Why not rather…?

Sometimes the Bible teaches the most counter-intuitive things. We would all agree that justice is important, right? So, why does it seem that Paul teaches Christians to allow themselves to be wronged and cheated?

In 1 Corinthians 6, Paul addresses an issue in Corinth where Christians are taking their spiritual brothers and sisters to court. This might not sound like the worst thing anyone could do, especially if they are justified in doing so, but Paul thinks it’s a pretty low thing to do. In fact, he says, “how dare you take another to court before the unrighteous!” (1 Cor. 6:1).

Let’s take a look at two reasons he is so upset about this.

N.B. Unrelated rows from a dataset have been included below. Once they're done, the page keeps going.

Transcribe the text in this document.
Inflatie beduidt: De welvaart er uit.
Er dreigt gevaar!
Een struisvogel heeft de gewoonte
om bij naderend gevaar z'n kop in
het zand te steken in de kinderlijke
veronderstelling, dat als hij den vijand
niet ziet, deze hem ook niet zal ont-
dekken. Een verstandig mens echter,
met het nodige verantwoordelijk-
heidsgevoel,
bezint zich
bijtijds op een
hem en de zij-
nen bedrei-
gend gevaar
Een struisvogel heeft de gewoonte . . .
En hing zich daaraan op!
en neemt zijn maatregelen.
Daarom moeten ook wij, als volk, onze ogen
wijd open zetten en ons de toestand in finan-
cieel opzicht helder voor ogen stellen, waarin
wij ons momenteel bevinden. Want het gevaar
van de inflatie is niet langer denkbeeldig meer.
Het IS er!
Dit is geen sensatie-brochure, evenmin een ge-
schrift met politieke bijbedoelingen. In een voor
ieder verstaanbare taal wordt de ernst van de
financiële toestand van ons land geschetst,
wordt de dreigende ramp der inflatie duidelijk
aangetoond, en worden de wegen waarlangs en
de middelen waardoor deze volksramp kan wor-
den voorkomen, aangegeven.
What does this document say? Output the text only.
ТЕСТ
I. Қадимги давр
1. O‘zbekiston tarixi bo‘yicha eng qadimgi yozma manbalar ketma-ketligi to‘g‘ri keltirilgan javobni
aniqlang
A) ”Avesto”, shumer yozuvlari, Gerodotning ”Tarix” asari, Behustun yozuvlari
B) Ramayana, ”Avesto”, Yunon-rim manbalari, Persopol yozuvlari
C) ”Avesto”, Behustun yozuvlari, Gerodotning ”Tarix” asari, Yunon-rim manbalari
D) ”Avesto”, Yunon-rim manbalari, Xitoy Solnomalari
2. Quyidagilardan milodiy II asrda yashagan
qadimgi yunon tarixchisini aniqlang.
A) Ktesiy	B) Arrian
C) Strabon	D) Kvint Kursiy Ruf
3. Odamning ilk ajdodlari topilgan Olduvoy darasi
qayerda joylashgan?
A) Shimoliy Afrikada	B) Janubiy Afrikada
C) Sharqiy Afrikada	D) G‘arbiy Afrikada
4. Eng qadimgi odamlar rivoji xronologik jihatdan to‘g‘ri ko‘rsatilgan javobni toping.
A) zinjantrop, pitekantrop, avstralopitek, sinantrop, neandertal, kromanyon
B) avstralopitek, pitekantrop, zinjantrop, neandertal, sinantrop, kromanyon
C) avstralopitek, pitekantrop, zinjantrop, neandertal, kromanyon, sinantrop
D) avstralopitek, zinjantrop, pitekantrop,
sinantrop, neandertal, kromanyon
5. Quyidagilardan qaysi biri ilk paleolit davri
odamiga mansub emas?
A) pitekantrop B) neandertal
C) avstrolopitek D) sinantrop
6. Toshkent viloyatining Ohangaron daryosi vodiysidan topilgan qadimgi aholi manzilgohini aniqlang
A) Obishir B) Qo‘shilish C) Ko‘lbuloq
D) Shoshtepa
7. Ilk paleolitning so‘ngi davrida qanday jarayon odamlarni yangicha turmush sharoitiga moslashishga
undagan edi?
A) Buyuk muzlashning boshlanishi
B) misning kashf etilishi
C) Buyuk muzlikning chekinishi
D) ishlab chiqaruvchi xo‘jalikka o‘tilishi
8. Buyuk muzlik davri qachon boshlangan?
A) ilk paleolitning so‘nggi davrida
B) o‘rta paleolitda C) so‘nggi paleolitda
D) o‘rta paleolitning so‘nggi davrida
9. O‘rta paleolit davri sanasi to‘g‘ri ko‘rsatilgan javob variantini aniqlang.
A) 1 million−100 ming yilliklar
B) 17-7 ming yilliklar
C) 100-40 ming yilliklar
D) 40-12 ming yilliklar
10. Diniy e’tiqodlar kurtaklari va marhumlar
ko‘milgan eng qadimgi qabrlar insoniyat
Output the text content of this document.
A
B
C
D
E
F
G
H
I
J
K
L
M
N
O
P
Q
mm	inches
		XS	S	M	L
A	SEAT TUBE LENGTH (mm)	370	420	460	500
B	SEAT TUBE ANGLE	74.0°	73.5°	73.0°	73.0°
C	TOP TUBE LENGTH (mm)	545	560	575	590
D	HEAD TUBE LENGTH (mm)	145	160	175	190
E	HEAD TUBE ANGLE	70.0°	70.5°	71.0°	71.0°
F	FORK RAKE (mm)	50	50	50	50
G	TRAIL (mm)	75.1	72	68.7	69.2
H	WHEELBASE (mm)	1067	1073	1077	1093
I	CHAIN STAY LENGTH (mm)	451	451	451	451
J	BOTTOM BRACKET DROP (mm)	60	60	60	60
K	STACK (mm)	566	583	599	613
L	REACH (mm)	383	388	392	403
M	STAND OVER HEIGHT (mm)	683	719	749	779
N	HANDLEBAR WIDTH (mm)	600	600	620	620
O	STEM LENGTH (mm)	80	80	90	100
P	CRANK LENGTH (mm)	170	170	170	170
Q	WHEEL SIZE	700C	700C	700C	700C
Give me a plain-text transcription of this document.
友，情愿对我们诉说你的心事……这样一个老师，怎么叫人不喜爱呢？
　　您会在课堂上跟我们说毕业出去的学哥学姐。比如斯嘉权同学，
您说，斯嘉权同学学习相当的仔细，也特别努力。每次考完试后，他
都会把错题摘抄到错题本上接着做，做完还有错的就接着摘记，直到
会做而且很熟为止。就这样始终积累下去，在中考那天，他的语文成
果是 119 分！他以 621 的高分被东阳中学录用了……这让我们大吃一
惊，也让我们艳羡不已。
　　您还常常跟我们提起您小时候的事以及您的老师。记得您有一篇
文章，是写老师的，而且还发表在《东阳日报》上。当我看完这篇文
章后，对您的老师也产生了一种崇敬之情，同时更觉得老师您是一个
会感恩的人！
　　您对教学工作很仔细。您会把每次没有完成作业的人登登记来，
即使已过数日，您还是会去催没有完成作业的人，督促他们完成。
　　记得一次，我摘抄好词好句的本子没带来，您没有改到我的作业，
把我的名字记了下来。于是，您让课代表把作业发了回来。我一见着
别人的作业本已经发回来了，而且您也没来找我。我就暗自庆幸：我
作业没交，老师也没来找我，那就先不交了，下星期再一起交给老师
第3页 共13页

First, he is upset that Christians would seek justice from secular people before trying to work things out with spiritual people. Paul shows that the position of a believer is an elevated one: believers have the Spirit of God inside of them, which helps them make wise decisions. Unbelievers, on the other hand, do not. Thus, a situation like this should be handled inside the church among Spirit-filled arbitrators. With the help of the Spirit of God, believers can be reconciled and peace can be kept in the church.

Second, he is upset that believers would take their brothers and sisters to court at all. Paul is frustrated here because he knows the pain and struggle of the Christian life. When he thinks back to how Jesus lived, Paul recalled his humility, unjust suffering, and unfathomable grace. Paul, himself suffered wrongly at the hands of evil men and concluded that suffering for the sake of Christ was better than justice for himself. Thus, Paul concludes that it is better for a Christian to be “wronged” and “cheated” (6:7) rather than seeking the gratification of restoration in this lifetime.

In helping his readers think through these things, Paul points them to eternity. Paul knows that sinners will not inherit the kingdom of God but that saints will! With future glory in mind, Paul encourages believers to overlook the faults, failings, and foreclosures of others, keeping in mind both the cross of Christ and his future return.

If you find yourself with a “dispute against another” believer (6:1), go to them and discuss it. If they don’t help you resolve it, involve other believers from the church. If you are right about the wrong and a communal confrontation doesn’t help, two biblical options remain: forgive them and forget the debt, or break fellowship with them and allow the Lord to do his restorative work.

Even though it doesn’t make sense or it feels like you are losing, pursuing peace until the Lord returns is better for everyone.